Ma Xiao-Hong, Zou Yun, Zhang Yue, He Li-Qun
Department of Nephropathy, Shuguang Hospital, Shanghai University of Traditional Chinese Medicine, Shanghai 201203, China.
Zhejiang Da Xue Xue Bao Yi Xue Ban. 2013 Sep;42(5):567-72.
To investigate the involvement of MAPK p38 pathway in treatment of chronic renal failure with Jianpi Qinghua Decoction in rats.
Forty SPF SD rats were divided into sham group (n=10),model group (n=10), Jianpi Qinghua group (n=10) and losartan group (n=10). Rat chronic renal failure was induced by 5/6 nephrectomy (Platt method) in model, Jianpi Qinghua and losartan groups, and rats in sham group received sham operation. Jianpi Qinghua decoction (3.9 g 200 g(-1)) or losartan (3.3 g 200 g(-1)) daily were administrated by gavage in Jianpi Qinghua and losartan groups for 60 days, respectively, Rats in sham and model groups were orally administered with saline of the same volume. The serum levels of creatinine and urea nitrogen were measured by biochemical method, the expression of MAPK p38 was detected by Western Blot,and renal pathological changes were observed with hematoxylin-eosin staining.
Compared to model group,serum creatinine levels after 60d in Jianpi Qinghua and losartan groups were decreased significantly (42.67 ± 5.98 or 40.90 ± 5.07 compared with 60.90 ± 9.54, both P<0.01), the expression of MAPK p38 was significantly down-regulated (0.555 ± 0.004 or 0.587 ± 0.045 compared with 0.930 ± 0.265,both P<0.01) and serum urea nitrogen was also decreased (8.56 ± 0.75 or 7.97 ± 0.86 compared with 8.62 ± 0.62,both P<0.05). The renal pathology in the model group presented glomerular mesangial proliferation,hyperplasia of glomenrulus mesangial cells and interstitial inflammation. Those pathological changes were attenuated significantly in Jianpi Qinghua and losartan groups.

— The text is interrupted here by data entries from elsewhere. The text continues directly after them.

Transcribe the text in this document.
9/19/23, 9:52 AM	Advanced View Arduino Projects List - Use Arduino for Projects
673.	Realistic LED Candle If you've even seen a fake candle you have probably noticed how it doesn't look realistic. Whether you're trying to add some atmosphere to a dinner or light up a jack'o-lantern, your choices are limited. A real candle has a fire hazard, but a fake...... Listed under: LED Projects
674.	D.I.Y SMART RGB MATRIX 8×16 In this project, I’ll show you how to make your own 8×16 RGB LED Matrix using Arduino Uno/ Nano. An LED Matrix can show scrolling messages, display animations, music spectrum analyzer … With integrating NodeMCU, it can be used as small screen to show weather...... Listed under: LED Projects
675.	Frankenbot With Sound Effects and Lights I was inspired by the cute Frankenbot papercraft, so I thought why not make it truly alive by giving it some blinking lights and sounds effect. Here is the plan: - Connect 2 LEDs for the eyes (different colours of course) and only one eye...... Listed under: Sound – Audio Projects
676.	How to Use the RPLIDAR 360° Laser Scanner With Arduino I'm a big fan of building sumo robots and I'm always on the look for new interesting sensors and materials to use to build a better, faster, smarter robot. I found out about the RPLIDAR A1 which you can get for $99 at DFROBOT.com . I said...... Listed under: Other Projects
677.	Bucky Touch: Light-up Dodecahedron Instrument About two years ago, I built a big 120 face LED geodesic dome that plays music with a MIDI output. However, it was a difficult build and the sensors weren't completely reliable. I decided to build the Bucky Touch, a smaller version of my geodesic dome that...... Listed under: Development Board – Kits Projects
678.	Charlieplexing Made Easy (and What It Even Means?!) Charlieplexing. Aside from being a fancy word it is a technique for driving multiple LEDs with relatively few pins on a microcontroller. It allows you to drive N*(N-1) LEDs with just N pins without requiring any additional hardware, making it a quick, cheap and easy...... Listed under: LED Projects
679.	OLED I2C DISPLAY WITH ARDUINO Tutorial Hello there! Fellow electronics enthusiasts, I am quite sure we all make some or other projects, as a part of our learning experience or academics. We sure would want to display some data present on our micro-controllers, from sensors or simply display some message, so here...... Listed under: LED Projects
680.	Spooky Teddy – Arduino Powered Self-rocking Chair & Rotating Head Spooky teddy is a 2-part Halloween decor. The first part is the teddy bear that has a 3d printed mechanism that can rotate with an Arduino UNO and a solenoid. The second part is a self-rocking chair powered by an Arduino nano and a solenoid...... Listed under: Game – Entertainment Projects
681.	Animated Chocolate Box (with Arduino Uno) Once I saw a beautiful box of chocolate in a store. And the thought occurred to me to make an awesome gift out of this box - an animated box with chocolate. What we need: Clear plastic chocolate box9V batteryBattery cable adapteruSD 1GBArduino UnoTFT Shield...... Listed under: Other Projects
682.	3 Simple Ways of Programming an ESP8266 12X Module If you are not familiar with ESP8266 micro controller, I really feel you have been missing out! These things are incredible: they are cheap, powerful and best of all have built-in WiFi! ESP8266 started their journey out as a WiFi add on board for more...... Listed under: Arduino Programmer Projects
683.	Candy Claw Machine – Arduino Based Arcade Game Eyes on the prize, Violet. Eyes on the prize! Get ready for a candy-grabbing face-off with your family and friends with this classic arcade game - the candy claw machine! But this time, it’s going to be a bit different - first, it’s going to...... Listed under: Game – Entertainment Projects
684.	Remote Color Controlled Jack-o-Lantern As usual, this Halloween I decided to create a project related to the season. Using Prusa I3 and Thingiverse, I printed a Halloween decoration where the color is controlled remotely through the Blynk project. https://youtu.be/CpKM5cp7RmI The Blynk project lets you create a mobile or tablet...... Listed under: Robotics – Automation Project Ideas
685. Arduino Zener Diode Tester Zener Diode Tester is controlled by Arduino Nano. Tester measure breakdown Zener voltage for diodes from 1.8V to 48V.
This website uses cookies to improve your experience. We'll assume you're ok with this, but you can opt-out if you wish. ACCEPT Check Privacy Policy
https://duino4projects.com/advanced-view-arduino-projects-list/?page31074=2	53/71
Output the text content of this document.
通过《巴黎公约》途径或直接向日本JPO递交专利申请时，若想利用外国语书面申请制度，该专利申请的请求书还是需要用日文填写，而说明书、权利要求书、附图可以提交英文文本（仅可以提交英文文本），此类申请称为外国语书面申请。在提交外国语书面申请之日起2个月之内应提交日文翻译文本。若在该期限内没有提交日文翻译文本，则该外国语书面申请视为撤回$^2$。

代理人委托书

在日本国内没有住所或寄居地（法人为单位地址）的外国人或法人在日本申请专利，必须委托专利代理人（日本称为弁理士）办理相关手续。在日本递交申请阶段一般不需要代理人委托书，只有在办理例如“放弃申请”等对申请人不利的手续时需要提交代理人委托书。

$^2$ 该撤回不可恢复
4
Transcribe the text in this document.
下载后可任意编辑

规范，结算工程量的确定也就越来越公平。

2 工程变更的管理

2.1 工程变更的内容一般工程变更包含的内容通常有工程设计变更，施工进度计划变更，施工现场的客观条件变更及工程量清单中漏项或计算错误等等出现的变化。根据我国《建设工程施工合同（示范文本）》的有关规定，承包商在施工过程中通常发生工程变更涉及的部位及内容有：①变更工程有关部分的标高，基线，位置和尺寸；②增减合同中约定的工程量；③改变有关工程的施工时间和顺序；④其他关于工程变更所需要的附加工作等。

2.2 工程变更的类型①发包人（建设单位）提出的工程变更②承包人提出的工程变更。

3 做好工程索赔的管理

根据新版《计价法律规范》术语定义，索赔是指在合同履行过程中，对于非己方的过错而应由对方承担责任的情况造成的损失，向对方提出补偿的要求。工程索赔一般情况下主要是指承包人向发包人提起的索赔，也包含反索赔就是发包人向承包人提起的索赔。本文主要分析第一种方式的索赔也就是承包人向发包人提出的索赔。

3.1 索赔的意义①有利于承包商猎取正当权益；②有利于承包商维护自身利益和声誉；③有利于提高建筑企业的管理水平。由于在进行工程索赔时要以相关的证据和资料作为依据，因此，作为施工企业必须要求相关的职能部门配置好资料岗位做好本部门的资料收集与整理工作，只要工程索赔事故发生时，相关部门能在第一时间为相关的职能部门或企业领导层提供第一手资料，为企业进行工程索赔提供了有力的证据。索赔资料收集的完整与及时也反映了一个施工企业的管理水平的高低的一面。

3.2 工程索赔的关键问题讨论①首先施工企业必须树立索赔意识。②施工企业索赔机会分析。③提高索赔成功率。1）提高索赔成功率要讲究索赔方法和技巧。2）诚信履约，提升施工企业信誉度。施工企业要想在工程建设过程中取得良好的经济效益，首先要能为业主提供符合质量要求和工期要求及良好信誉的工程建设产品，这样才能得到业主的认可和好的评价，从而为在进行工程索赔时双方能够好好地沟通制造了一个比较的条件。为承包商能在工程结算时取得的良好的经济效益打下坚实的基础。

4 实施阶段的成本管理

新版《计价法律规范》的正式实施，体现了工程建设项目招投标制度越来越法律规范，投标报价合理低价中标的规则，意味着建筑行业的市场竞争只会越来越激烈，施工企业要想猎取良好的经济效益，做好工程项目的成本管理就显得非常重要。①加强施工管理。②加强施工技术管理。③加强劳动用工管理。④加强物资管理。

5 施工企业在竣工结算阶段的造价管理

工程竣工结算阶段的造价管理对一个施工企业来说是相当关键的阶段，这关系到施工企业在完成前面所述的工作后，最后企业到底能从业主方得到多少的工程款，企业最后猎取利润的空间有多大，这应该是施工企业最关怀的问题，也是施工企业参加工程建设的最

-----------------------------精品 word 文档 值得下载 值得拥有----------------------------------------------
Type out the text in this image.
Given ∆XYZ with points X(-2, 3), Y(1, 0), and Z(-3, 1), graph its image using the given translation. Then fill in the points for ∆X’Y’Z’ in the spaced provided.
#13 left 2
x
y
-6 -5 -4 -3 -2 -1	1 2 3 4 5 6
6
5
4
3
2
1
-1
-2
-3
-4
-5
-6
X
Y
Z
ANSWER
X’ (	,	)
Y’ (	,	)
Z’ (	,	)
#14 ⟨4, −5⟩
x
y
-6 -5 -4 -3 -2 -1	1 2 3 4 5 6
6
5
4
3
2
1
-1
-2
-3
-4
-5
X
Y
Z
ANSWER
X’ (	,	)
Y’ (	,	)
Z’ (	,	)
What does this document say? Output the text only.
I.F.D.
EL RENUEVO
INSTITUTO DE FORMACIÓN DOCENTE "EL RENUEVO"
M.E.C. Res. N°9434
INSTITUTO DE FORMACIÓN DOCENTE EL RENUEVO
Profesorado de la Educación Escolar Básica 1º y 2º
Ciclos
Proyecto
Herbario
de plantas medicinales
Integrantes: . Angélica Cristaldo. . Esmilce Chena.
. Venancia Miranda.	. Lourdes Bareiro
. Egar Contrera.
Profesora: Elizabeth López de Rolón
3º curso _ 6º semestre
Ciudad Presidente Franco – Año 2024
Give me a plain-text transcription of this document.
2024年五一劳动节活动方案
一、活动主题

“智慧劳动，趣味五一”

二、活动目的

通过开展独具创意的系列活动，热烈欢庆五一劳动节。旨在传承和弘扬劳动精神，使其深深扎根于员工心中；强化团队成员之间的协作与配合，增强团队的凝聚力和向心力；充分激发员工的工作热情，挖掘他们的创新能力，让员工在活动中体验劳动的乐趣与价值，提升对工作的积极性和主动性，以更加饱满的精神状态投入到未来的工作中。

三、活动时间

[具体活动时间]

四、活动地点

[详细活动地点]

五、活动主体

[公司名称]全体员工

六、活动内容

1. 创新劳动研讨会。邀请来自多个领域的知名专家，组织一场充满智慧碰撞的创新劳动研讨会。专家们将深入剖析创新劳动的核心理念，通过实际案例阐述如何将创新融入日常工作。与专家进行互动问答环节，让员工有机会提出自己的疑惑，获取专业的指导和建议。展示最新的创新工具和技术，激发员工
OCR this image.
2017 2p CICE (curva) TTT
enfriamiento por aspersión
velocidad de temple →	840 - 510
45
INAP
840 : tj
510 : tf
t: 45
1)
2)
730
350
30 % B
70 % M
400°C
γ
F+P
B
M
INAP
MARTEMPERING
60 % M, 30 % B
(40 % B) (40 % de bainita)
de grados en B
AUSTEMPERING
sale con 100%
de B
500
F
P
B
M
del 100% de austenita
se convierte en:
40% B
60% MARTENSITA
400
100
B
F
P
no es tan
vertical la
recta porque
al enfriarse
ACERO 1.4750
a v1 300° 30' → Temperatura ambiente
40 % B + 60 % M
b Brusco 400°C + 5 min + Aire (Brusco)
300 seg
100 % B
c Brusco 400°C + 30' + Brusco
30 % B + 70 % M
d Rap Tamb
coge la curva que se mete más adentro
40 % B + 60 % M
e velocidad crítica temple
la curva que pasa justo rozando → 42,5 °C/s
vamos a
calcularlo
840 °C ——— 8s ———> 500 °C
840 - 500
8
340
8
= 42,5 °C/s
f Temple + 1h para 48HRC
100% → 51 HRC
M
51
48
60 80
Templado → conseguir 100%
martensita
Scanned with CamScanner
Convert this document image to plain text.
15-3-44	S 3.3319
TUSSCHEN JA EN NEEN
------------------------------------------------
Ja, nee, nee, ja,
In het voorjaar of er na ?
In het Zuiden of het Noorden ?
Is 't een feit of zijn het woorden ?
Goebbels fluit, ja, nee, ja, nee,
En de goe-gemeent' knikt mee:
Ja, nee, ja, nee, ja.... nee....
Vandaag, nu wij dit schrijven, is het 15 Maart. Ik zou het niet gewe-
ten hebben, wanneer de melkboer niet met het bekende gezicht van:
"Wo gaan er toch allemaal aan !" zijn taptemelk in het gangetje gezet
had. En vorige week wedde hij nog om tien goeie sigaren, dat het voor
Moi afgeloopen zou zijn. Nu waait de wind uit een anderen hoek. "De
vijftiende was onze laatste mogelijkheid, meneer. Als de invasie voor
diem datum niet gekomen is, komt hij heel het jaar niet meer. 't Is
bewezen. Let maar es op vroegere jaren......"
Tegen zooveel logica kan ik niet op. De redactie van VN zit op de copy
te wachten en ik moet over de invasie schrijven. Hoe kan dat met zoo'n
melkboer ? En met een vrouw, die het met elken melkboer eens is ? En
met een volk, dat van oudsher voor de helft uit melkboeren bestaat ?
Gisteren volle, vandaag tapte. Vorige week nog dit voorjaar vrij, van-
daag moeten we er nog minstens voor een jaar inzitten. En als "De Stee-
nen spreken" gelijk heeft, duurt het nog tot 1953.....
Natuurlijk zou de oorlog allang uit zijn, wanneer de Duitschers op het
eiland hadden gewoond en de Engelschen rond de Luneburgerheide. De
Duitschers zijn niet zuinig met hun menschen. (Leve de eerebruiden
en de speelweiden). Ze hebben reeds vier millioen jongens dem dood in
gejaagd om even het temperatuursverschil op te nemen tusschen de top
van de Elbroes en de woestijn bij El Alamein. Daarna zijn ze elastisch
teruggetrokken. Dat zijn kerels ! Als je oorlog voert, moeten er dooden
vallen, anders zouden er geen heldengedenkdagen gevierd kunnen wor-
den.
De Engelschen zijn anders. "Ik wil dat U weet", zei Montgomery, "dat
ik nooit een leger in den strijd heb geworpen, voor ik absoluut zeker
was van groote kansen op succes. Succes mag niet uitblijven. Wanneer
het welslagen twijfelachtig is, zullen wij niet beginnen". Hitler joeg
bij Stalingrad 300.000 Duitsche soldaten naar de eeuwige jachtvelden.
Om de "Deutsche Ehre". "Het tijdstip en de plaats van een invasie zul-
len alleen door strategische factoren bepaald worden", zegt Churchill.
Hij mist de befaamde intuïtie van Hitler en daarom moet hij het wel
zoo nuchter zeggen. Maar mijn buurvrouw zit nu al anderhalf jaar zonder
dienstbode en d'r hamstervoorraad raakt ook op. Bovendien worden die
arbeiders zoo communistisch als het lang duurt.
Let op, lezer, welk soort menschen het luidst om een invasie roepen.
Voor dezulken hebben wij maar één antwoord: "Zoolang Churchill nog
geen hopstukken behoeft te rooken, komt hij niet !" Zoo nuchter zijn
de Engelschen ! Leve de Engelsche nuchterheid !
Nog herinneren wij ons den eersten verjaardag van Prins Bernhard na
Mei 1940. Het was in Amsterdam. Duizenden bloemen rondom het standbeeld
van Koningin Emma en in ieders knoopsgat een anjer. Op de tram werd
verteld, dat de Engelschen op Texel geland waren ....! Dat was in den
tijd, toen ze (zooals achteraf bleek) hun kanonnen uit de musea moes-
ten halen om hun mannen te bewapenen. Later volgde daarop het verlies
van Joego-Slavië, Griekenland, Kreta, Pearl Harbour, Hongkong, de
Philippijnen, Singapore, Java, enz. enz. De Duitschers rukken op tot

Jianpi Qinghua Decoctions can improve the renal function and renal pathological changes in a rat with chronic renal failure, which may be associated with down-regulation of MAPK p38 immune inflammatory pathways.
探讨丝裂原活化蛋白激酶p38(MAPK p38)信号通路在健脾清化方治疗大鼠慢性肾衰竭中的作用机制。
将40只SPF级SD大鼠随机分为假手术组(n = 10)、模型组(n = 10)、健脾清化方组(n = 10)和氯沙坦组(n = 10)。模型组、健脾清化方组和氯沙坦组采用5/6肾切除法(Platt法)制备大鼠慢性肾衰竭模型,假手术组大鼠行假手术。健脾清化方组和氯沙坦组大鼠分别给予健脾清化方(3.9 g·200 g-1)或氯沙坦(3.3 g·200 g-1)灌胃,每日1次,连续60 d;假手术组和模型组大鼠给予等体积生理盐水灌胃。采用生化方法检测血清肌酐和尿素氮水平,Western Blot法检测MAPK p38的表达,苏木精-伊红染色观察肾脏病理变化。
与模型组比较,健脾清化方组和氯沙坦组大鼠60 d后血清肌酐水平显著降低(健脾清化方组42.67±5.98、氯沙坦组40.90±5.07比模型组60.90±9.54,P均<0.01),MAPK p38表达显著下调(健脾清化方组0.555±0.004、氯沙坦组0.587±0.045比模型组0.930±0.265,P均<0.01),血清尿素氮水平也降低(健脾清化方组8.56±0.75、氯沙坦组7.97±0.86比模型组8.62±0.62,P均<0.05)。模型组肾脏病理表现为肾小球系膜增生、肾小球系膜细胞增生和间质炎症,健脾清化方组和氯沙坦组上述病理改变明显减轻。
健脾清化方可改善大鼠慢性肾衰竭的肾功能和肾脏病理变化,其机制可能与下调MAPK p38免疫炎症信号通路有关。